A sharp drop in the latest production estimates, attributed to springtime maintenance, helped lift natural gas futures several cents higher in early trading Tuesday. The June Nymex futures contract was up 4.1 cents to $2.662/MMBtu at around 8:30 a.m. ET.

Genscape Inc. reported a “hefty day/day drop” of more than 2.7 Bcf/d in its latest Lower 48 production estimate early Tuesday, which the firm attributed to “widespread shoulder season maintenance events.”

Tuesday’s estimate is subject to revision, and recent daily revisions have exceeded 1 Bcf/d, noted Genscape senior natural gas analyst Rick Margolin. Still, the drop in Tuesday’s data “pulls the month-to-date average down below 87.6 Bcf/d, about 0.5 Bcf/d behind our forecast for May.

“For today, there are more than 0.7 Bcf/d of day/day declines posting in the East and Gulf regions, respectively,” he said. “Rockies production is down 0.52 Bcf/d day/day; San Juan down 0.3 Bcf/d day/day; Texas off 0.26 Bcf/d day/day; and Permian down 0.17 Bcf/d.”

As for the latest forecast, Radiant Solutions highlighted a warm pattern for the eastern half of the country in its updated 11-15 day outlook Tuesday.

“Models have come into better agreement compared to yesterday’s output for this period, with changes being in the warmer direction in the Midwest,” Radiant said. Otherwise the pattern maintains similar themes to Monday’s forecast, including “continued belows in the West and above normal temperatures in the Eastern Half.”

As for the six- to 10-day period, “the forecast features a cool change in the Southwest, Upper Midwest and Northeast, with any warmer adjustments being in parts of the Mid-Atlantic,” the forecaster said. “These changes are a result of model trends in further deepening a trough over the West and south-shifting boundary positions along the Northern Tier…Above normal temperatures are in the Midwest, Mid-Atlantic and South, where additional warm risk is attributed to a strengthening ridge.”

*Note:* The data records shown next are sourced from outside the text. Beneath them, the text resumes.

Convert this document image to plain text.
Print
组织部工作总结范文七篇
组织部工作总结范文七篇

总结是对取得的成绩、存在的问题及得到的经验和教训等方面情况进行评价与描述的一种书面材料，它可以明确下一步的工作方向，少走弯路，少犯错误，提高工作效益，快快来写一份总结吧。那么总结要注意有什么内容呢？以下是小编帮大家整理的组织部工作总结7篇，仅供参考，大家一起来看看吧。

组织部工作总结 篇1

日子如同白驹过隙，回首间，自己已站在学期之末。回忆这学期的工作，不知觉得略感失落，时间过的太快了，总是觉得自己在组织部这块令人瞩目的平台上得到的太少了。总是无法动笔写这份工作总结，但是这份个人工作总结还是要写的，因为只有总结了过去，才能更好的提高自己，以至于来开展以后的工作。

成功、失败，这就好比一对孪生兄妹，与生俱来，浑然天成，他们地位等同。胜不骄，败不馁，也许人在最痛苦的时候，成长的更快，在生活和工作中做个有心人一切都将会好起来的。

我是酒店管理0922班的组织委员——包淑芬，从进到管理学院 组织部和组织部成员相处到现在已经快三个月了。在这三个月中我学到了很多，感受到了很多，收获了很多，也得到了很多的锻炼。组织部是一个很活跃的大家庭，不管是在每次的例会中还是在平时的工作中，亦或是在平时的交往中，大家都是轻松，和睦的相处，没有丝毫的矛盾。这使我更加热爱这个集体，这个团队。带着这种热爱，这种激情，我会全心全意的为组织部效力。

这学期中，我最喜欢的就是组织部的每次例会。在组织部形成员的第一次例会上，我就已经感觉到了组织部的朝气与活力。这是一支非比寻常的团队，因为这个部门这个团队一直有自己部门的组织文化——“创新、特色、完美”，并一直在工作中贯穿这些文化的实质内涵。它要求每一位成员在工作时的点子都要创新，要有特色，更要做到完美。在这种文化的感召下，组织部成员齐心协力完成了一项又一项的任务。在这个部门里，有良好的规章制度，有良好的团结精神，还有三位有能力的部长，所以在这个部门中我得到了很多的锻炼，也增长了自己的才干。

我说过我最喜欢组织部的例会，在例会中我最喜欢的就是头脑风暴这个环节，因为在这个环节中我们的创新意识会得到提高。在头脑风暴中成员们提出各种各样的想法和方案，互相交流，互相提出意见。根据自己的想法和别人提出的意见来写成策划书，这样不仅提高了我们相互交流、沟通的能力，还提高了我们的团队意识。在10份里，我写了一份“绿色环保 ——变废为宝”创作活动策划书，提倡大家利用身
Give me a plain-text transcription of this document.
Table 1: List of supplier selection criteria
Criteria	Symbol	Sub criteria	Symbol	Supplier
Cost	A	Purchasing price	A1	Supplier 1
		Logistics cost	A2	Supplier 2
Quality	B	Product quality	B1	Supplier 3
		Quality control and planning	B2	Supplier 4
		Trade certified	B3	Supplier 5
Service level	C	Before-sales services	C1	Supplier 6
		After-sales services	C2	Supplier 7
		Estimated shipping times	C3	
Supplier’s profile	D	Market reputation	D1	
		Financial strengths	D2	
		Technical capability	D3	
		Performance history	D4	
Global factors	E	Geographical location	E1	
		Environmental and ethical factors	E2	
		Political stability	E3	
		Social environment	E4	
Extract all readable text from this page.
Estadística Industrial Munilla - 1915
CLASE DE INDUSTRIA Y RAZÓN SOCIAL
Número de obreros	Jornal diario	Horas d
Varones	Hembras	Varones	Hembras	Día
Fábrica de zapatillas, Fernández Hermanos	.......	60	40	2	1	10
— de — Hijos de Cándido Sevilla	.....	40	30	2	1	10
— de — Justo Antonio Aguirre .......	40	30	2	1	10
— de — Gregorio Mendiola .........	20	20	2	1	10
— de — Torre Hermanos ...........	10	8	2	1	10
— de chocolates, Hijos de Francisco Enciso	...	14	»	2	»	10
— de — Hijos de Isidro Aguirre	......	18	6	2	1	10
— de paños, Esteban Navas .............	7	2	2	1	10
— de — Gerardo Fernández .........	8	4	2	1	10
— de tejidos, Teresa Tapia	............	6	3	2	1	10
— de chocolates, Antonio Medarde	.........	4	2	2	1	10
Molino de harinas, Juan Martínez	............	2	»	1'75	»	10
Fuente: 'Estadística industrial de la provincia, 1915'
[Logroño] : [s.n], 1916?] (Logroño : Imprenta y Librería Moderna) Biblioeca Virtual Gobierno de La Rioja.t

Looking ahead to this week’s Energy Information Administration (EIA) storage report, Energy Aspects issued a preliminary estimate for a return to a triple-digit injection, calling for a 106 Bcf build. The estimate showed fundamentals “essentially flat across the ledger week/week except for residential/commercial demand, which falls by nearly 3 Bcf/d and drives a return to triple-digit builds.”

“The combination of a low absolute storage level to start the season, burgeoning production and lower gas prices has been stoking injections,” Energy Aspects said. “Injections into salt inventories have been particularly high, as storage at such facilities can be ”turned’ more quickly, allowing capacity holders to take advantage of any potential profit-taking in the spread between cash and nearer-term forwards during peak cooling season.

“…While we anticipate such strong injection activity will help stoke triple-digit storage injections for at least the next four storage reports, the salt push is limited in seasonal scope. As cooling loads build, the prop-up from salt cavern injections will bow out seasonally and take balances back toward double-digit injections.”

June crude oil futures were trading 76 cents higher at $61.80/bbl at around 8:30 a.m. ET, while June RBOB gasoline was up about 1.9 cents to $1.9827/gal.